I had coffee with Lila the other day. Leaves whispered down in red and gold and because it was just past breakfast, a white moon stood high in the sky. There was a sharpness to the air, a hint of winter heading our way.
“Did I ever tell you about my mother?” Lila asked. “My mother canned anything. Beans, jam, tomato sauce, creamed corn. Once she tried pickled eggs, though I wouldn’t recommend them. About this time very year she’d take a visitor to the basement, to the cold storage, and show off her work: a whole wall, floor to ceiling, of jars lined up on gray pine boards, a whole wall, farther from side to side than a full-grown man could stretch his arms. Don’t that beat all?”
I admitted that it did.
“I guess people are coming around to canning again. It’s about time, is all I have to say. I remember my mother standing over a steaming pot of water, lifting in the jars and then lifting them out again. She used a bent hanger for that. She’d never think of buying something you could just fashion for yourself. And then she’d lean against the counter listening for the ping of the lids when the pressure would let off. I think she took a great deal of pleasure from that sound.

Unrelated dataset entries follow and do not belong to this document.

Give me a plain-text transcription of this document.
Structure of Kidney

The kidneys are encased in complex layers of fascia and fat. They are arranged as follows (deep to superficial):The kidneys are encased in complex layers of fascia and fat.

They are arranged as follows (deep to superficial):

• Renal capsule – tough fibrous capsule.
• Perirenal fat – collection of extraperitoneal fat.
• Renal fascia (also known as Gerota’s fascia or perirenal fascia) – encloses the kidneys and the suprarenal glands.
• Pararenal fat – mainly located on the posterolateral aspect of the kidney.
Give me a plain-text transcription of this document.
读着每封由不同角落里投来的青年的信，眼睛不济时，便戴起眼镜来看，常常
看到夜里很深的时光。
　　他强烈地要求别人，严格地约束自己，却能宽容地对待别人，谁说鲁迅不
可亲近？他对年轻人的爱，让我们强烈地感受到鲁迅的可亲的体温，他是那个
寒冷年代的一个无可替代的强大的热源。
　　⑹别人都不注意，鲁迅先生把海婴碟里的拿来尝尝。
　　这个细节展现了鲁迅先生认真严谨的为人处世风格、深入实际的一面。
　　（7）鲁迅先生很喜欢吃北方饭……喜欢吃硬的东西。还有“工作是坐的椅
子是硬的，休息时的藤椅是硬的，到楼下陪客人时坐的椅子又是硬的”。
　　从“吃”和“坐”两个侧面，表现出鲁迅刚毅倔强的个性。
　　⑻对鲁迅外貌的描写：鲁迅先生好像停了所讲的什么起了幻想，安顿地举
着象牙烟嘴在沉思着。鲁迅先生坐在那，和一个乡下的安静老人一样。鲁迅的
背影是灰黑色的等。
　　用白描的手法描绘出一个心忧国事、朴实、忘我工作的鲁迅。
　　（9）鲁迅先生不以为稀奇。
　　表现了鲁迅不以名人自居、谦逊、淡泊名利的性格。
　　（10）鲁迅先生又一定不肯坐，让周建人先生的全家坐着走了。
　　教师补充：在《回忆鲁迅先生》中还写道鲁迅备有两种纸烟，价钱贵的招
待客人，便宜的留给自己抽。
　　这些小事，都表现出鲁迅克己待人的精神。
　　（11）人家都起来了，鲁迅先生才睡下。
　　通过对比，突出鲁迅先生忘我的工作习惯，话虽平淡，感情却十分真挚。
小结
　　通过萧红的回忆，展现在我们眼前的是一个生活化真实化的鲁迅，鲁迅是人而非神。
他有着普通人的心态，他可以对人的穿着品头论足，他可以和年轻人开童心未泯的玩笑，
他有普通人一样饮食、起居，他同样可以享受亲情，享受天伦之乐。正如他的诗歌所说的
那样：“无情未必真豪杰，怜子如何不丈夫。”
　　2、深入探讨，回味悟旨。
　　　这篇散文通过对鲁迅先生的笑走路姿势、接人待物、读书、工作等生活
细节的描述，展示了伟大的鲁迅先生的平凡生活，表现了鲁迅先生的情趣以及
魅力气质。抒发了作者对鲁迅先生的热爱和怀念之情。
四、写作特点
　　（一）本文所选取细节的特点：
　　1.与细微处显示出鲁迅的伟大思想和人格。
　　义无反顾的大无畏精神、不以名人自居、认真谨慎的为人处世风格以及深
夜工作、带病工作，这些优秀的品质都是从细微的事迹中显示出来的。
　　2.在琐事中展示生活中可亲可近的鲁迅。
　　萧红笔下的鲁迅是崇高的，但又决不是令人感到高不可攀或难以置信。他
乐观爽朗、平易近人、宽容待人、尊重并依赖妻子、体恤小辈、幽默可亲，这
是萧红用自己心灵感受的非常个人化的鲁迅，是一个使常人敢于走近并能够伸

“All summer long she’d gather information about food. If someone said they’d seen wild grapes somewhere, say out on a county road or along a golf course, she’d make a mental note. And then a day or two later she’d gather up whoever was around and off we’d go with buckets to collect the fruit. Wild grapes, elderberries, crabapples. And on the way, if we passed a farm stand where they were selling green beans or corn, she’d buy up a load. I think she must have been up many a late night putting away fruits and vegetables.
“She always grew tomatoes, those Italian kind, that make such juicy, thick sauce. And cucumbers of course, so she could put up pickles and relish. One year she planted a few watermelon. Ooh, they were sweet. And she turned the rind into pickles. Nothing went to waste in my mother’s house. The following February we all joked about the watermelons and how we went two weeks eating watermelon breakfast, lunch, and dinner the summer before. And there we were in February, eating watermelons for lunch and dinner all over again.
“They say you are what you eat. I don’t know what they mean by that, but what I think of is my mother’s cooking. I ate Franklin County: beans, grapes, corn, tomatoes, apples. That makes me Franklin County, doesn’t it?
“Let me tell you: Franklin County is good.
“I’m not saying I’m good, nothing like that. But maybe I’m delicious!”